The recent settlement between a dermatology practice and the HHS Office for Civil Rights (OCR) for $300,640 the agency said reflected 10 years of inappropriate disposal of specimens[1] isn’t the first time it has cracked down on a covered entity (CE) or business associate (BA) for tossing out protected health information (PHI) .

It’s at least the third.

But this time, OCR issued a four-page guidance document consisting of six FAQs along with news of the settlement.[2] The FAQs address the basics of what both the Privacy and Security Rules require when it comes to disposal; they also touch on the somewhat unrelated but oft-lingering question of retention requirements under HIPAA (spoiler alert: there are none).

In the guidance, OCR repeatedly makes one point: organizations “are not permitted to simply abandon PHI or dispose of it in dumpsters or other containers that are accessible by the public or other unauthorized persons.”
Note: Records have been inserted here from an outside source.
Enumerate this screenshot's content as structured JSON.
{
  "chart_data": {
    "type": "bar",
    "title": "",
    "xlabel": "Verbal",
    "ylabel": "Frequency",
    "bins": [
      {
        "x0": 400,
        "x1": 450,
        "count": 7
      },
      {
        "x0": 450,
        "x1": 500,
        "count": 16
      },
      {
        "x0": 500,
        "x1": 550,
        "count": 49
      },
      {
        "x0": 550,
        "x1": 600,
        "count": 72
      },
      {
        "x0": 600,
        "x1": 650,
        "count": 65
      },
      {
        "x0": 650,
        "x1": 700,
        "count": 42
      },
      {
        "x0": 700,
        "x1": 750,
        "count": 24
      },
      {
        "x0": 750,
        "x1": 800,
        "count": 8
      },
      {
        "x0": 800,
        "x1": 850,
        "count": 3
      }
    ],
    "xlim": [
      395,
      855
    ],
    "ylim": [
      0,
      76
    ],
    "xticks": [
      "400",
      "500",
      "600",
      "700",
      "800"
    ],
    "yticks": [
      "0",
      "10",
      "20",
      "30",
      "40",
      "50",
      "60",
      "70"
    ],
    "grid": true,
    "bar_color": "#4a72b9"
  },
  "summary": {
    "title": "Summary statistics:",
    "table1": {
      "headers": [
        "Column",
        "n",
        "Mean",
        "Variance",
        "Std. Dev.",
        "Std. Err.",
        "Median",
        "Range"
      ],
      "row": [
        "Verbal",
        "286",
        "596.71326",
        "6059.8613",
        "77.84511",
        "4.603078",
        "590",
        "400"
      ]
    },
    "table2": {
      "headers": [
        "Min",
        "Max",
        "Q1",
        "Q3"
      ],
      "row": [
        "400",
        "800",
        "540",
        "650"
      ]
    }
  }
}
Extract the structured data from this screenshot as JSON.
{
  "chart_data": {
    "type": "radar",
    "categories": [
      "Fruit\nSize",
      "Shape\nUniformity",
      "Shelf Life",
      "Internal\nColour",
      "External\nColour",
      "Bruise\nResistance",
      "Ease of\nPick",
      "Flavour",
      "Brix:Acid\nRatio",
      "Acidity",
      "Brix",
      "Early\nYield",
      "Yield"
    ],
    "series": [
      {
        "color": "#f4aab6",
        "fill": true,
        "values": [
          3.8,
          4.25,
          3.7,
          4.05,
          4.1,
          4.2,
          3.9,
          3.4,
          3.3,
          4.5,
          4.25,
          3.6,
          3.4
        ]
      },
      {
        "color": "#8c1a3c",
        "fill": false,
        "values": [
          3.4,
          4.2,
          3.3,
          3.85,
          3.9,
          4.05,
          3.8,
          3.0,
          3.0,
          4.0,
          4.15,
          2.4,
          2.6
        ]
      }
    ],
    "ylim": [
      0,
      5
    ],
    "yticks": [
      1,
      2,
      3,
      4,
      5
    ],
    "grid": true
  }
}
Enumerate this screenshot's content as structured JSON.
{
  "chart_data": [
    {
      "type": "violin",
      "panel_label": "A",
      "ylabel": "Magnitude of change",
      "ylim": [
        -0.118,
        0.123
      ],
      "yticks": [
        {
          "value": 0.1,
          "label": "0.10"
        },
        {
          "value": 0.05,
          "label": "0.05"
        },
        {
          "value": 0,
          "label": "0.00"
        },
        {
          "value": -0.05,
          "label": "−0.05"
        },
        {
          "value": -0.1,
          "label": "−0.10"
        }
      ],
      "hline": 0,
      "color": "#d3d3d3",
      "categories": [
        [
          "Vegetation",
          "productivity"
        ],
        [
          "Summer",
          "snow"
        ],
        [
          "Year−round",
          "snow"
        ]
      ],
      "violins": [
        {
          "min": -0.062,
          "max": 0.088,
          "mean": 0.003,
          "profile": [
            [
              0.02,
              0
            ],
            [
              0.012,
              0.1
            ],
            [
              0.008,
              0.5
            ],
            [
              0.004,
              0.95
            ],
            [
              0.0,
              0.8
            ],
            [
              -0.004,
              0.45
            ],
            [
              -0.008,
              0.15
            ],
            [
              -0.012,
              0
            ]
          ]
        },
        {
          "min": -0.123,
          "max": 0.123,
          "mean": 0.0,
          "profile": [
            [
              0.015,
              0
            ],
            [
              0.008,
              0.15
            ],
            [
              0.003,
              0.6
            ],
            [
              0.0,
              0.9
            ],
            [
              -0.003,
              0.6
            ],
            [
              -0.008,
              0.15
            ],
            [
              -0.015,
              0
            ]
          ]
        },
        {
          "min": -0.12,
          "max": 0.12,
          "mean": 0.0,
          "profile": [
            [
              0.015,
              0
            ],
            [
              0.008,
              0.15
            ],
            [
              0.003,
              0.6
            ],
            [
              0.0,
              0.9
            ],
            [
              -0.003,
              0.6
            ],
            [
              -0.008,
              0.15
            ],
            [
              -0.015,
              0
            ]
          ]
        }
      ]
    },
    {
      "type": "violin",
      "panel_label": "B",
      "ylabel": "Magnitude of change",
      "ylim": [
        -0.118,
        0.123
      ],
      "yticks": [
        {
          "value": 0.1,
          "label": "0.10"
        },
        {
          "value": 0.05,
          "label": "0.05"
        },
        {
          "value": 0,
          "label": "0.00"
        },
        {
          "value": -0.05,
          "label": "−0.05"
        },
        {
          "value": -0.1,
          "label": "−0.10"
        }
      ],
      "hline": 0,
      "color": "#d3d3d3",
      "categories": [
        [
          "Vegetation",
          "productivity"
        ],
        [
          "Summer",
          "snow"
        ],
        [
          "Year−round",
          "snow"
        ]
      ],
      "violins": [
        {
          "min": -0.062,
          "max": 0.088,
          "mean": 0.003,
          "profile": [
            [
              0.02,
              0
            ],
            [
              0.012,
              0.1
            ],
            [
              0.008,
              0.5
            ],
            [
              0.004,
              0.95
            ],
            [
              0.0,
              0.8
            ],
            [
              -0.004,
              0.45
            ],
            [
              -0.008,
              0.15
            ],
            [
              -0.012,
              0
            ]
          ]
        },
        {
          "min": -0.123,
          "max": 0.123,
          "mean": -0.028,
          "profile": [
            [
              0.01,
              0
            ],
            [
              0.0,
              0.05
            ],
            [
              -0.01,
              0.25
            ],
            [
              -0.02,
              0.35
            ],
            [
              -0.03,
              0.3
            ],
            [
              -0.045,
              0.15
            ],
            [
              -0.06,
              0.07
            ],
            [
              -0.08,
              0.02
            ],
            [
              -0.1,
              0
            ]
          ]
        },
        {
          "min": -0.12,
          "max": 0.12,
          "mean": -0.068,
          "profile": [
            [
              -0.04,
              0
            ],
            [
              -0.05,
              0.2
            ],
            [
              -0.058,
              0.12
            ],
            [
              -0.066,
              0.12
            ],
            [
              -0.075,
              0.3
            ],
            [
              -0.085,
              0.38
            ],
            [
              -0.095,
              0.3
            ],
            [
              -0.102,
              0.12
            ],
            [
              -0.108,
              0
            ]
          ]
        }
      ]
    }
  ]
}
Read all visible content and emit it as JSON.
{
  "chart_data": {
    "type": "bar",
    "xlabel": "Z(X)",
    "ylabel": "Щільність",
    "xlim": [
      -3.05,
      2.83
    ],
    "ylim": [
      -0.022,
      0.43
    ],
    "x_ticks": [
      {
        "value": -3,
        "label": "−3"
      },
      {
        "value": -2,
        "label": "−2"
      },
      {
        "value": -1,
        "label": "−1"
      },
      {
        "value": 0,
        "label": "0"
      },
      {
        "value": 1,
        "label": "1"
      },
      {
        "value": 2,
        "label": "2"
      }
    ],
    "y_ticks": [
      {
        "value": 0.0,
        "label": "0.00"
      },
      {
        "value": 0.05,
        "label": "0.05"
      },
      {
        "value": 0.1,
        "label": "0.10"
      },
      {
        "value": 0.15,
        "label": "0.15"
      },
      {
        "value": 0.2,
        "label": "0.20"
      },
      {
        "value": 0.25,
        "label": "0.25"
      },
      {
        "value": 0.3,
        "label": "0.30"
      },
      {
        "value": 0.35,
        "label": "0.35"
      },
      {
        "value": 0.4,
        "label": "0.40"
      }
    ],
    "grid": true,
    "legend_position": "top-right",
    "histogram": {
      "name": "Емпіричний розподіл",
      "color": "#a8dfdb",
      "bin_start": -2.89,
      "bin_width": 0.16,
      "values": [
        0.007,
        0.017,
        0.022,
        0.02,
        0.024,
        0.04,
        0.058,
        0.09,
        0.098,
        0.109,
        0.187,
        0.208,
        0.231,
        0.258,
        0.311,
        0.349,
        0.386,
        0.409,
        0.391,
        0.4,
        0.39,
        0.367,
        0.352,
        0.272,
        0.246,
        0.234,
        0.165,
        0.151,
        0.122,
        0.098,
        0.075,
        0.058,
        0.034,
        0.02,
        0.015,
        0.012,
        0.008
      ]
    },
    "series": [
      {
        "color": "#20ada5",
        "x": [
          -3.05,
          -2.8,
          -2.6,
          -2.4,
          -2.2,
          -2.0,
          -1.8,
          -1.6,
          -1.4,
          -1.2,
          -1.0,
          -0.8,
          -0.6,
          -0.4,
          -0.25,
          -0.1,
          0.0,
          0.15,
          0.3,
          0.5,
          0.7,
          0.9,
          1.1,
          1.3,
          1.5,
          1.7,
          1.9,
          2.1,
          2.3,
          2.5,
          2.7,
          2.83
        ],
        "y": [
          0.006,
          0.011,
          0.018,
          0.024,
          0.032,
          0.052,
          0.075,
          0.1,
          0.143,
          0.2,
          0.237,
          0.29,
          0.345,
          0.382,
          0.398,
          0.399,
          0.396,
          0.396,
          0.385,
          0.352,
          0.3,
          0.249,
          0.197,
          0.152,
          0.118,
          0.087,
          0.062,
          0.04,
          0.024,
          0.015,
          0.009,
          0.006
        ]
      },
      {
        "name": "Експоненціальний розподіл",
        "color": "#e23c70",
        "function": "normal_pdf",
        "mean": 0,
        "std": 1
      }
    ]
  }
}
To begin, OCR explained that the Privacy Rule requires CEs “apply appropriate administrative, technical, and physical safeguards to protect the privacy” of PHI “in any form. This means that covered entities must implement reasonable safeguards to limit incidental, and avoid prohibited, uses and disclosures of PHI, including in connection with the disposal of such information.”

Meanwhile, the Security Rule “requires that covered entities implement policies and procedures to address the final disposition of electronic PHI and/or the hardware or electronic media on which it is stored, as well as to implement procedures for removal of electronic PHI from electronic media before the media are made available for re-use,” according to the guidance.